In a recent image recognition project, we need to rate the classification results. Because libsvm3.12 is used, we decided to directly return the dec_values of the svm_predict_values function as the score at the beginning, after studying it, I thought it was quite interesting.
First, we will introduce the multiclass classification method in SVM. Currently, one-against-all and one-against-one are popular SVM multiclass classification strategies. libsvm adopts one-against-one, other open-source libraries such as SVM-light use one-against-all. For N-class data, one-against-All establishes n classifiers, but has some disadvantages, such as dataset skew, overlapping classification, non-segmentation phenomenon, etc. (see: http://www.blogjava.net/zhenandaci/archive/2009/03/26/262113.html ); one-against-one creates N * (N-1)/2 classifiers, with each classifier voting on the sample, the category with the most votes matched as the recognition result. The basis for determining who to vote in the classifier is demo-
Value, that is, dec_values in libsvm.
Consider the linear kernel below.
Intuitively, demo-value is the distance from the sample point to the optimal superplane. Actually, it is not. The analysis is as follows:
The classification decision surface calculated by the false design can completely separate the two classes (p, n), where W is interpreted as the normal vector of the optimal superplane, and the formula is, α J corresponds to sv_coef of the svm_model struct in libsvm.
The classification interval is. Therefore, the distance from the support vector to the optimal superplane is. That is to say, for other sample points, demo-
If the value is, the distance to the optimal superplane is, and the support vector is. Only deploy in libsvm
Value calculation, not removed | ω |, to further calculate the hyperplane distance, refer to: http://www.csie.ntu.edu.tw /~ Cjlin/libsvm/faq.html # f1_1.
In addition, demo-value is also irrelevant to probability (it indicates probability in regression, but not in classification ). According to what I have seen, the value range of the demo-value formula should be in the real number field (this is what I saw in a foreign master's thesis, see active learning with Support Vector Machines in Andreas vlachos, 2004 ). However, I think this is not true. If we scale the sample feature data, all the sample points will be limited to a limited space, since the optimal hyperplane is also determined in this space, as long as all the test sample points are scaled, there must be an upper limit on the distance to the optimal superplane. How to deduce the specific upper bound is unknown for the moment.

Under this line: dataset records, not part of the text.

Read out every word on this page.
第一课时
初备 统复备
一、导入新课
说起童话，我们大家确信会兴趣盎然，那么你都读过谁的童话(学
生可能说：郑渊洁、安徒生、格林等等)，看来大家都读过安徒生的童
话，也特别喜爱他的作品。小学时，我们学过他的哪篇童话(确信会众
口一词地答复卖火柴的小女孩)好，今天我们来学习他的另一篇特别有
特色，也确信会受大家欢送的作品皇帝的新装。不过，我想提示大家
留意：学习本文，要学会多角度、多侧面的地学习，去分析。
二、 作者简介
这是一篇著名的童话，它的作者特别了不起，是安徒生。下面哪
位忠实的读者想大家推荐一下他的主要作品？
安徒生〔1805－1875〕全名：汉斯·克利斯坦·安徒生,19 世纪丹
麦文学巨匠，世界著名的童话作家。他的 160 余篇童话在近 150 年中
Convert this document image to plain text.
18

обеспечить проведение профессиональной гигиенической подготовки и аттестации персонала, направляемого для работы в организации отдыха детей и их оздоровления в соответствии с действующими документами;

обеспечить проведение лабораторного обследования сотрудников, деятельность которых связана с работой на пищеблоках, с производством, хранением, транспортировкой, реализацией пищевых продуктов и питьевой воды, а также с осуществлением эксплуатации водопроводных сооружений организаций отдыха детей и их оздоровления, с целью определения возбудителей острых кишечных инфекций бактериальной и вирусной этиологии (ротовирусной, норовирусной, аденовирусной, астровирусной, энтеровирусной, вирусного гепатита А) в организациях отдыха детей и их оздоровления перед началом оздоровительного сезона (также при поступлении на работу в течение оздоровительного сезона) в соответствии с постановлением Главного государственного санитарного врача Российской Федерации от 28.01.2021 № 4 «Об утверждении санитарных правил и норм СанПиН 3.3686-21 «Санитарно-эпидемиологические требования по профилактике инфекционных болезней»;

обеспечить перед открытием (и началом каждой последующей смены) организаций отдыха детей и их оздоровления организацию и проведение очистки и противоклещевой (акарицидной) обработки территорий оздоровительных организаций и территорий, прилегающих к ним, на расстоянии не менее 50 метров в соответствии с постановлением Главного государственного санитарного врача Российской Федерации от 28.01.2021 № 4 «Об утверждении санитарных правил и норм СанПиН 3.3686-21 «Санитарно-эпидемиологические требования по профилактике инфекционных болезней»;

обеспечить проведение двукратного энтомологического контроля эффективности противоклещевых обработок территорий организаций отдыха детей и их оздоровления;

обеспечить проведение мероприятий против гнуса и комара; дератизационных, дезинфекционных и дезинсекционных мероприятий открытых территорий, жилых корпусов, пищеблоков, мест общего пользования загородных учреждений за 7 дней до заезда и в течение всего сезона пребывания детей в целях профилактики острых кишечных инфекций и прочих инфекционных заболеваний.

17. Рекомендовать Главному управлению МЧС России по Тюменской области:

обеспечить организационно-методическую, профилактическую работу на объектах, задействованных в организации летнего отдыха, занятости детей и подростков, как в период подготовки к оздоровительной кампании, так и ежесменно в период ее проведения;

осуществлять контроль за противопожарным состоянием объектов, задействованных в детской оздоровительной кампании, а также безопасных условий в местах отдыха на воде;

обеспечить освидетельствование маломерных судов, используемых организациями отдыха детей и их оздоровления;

One small problem in the one-against-one strategy for multiclass classification is that the demo-value calculated by each binary classifier is actually incomparable, one-against-all does not have this problem. Why? This is because: 1) the training parameters of one-against-All classifiers are the same as those of the dataset, except that the label is changed. Therefore, it is valid to compare the demo-value of different classifiers. 2) different datasets are used for training each one-against-one classifier. Therefore, demo-value between classifiers cannot be directly compared. According to my understanding, the former is compared in the same space, and the latter is not.
According to others' opinions on domestic and foreign forums, demo-value cannot even be attached with any meaning, except that the distance can be further calculated using demo-value in linear kernel SVM (see http://stackoverflow.com/questions/11030253/decision-values-in-libsvm, but I think foreigners are not always right ). Demo-
Value can be used to evaluate the confidence level of classification results.
Back to the classification of the results of the problem of scoring, online search for information, see someone has done a similar job, see: http://blog.csdn.net/zhzhl202/article/details/7438313. The method is as follows: k indicates the number of all supported classes, N indicates the number of all classes, and Si
For all scores that support discriminative classes. I think this method takes into account both the voting number and demo-value information, which is better than simply accumulating dec_values and then obtaining the average value. However, there seems to be no solid theoretical basis for the origin of the formula. But before there are no other good methods, I used this for the time being in the project.